From the start of the second intifada in 2000 to 2005, "travel from the Gaza Strip to the West Bank declined by 98%". This restriction was imposed in the name of security, though in most cases where there was an appeal, the decision to deny a permit was reversed. But the "disengagement plan" in summer 2005 marked a real sea change.

To understand why Israel's policy towards severing ties between Gaza and the West Bank became more formalised and political post-disengagement, it is necessary to recall the reasons for this strategic redeployment in the first place.

First, the withdrawal was aimed at freezing the peace process, preventing Palestinian statehood. In the words of a senior adviser to then prime minister Ariel Sharon, disengagement from Gaza supplied "the amount of formaldehyde that's necessary so that there will not be a political process with the Palestinians".

The second strategic aim was to consolidate the colonisation of the West Bank. Sharon told the Knesset that "whoever wishes to preserve the large Israeli settlement blocs under our control forever ... must support the disengagement plan". Taking settlers out of Gaza, he affirmed, meant that Israel could focus its "efforts" on areas like "Greater Jerusalem" and the "settlement blocs".

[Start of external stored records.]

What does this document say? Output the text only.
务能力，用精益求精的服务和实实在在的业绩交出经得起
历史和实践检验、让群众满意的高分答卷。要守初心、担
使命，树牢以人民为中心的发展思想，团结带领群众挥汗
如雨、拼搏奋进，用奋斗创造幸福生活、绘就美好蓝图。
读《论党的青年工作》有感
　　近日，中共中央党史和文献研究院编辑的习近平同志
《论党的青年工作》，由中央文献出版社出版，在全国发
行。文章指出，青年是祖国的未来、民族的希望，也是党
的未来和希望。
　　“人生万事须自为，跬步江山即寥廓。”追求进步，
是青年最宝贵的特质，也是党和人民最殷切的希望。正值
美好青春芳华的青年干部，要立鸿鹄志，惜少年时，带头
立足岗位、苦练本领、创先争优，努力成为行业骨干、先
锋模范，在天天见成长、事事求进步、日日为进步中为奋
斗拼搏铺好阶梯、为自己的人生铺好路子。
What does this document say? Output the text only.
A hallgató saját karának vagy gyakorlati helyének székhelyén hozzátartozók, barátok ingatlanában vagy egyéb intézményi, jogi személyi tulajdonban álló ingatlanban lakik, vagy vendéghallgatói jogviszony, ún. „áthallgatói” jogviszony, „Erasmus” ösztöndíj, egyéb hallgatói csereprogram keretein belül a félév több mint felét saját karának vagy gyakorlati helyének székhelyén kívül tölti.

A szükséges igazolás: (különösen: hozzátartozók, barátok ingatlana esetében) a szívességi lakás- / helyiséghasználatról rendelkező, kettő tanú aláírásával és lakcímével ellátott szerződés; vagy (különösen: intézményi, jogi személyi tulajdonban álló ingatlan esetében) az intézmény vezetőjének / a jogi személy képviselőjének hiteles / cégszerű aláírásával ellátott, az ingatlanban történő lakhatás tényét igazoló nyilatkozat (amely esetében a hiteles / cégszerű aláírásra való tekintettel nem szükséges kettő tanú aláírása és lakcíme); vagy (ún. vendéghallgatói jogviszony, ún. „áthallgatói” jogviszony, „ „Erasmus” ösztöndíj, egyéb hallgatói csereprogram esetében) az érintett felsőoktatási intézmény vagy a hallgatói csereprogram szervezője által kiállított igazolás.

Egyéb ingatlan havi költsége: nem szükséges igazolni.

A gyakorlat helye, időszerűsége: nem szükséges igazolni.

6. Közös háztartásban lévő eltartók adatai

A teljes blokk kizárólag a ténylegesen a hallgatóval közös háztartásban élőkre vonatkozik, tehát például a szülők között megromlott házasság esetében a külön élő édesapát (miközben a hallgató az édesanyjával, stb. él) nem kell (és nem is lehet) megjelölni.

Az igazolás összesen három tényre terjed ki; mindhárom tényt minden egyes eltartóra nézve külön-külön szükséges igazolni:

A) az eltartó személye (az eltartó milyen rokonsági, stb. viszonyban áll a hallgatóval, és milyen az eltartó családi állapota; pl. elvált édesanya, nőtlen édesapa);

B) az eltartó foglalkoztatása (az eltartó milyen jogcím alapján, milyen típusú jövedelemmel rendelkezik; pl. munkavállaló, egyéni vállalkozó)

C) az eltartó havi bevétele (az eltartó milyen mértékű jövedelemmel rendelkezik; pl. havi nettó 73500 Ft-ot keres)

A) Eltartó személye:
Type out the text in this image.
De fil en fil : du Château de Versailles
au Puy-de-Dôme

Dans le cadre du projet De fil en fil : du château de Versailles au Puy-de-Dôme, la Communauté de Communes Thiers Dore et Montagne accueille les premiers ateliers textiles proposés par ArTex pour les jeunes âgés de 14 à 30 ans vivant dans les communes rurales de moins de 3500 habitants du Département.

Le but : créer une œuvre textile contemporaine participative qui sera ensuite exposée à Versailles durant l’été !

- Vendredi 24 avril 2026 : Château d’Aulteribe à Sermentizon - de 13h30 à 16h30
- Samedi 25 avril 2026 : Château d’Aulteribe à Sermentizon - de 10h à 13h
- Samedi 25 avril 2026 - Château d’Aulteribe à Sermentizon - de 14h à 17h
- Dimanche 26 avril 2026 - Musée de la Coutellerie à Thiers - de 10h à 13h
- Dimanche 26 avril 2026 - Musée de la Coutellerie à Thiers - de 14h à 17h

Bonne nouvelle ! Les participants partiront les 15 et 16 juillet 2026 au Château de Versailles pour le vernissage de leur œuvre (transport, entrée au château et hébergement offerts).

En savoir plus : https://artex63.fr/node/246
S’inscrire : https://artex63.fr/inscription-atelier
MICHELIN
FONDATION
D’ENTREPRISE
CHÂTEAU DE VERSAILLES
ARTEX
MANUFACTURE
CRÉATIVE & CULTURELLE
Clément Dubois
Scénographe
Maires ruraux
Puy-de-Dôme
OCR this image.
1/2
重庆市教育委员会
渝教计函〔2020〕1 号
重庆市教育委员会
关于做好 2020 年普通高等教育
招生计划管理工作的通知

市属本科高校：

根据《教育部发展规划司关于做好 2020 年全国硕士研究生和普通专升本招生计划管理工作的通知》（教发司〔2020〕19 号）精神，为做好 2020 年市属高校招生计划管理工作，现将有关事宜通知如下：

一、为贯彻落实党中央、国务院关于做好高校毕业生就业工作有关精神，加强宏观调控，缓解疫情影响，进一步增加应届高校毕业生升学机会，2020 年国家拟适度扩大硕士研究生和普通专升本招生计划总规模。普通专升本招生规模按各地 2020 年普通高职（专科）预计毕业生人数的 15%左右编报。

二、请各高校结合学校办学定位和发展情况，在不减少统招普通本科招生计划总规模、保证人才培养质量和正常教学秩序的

This is the context in which to understand how Israel has sought to tear up the Oslo commitment to keeping Gaza and the West Bank as "one territorial unit". In May 2007, before Hamas took control of the Gaza Strip, the minister for strategic affairs (now foreign minister) Avigdor Lieberman presented a plan for "isolating the Strip from the West Bank" and considering them as "two separate entities".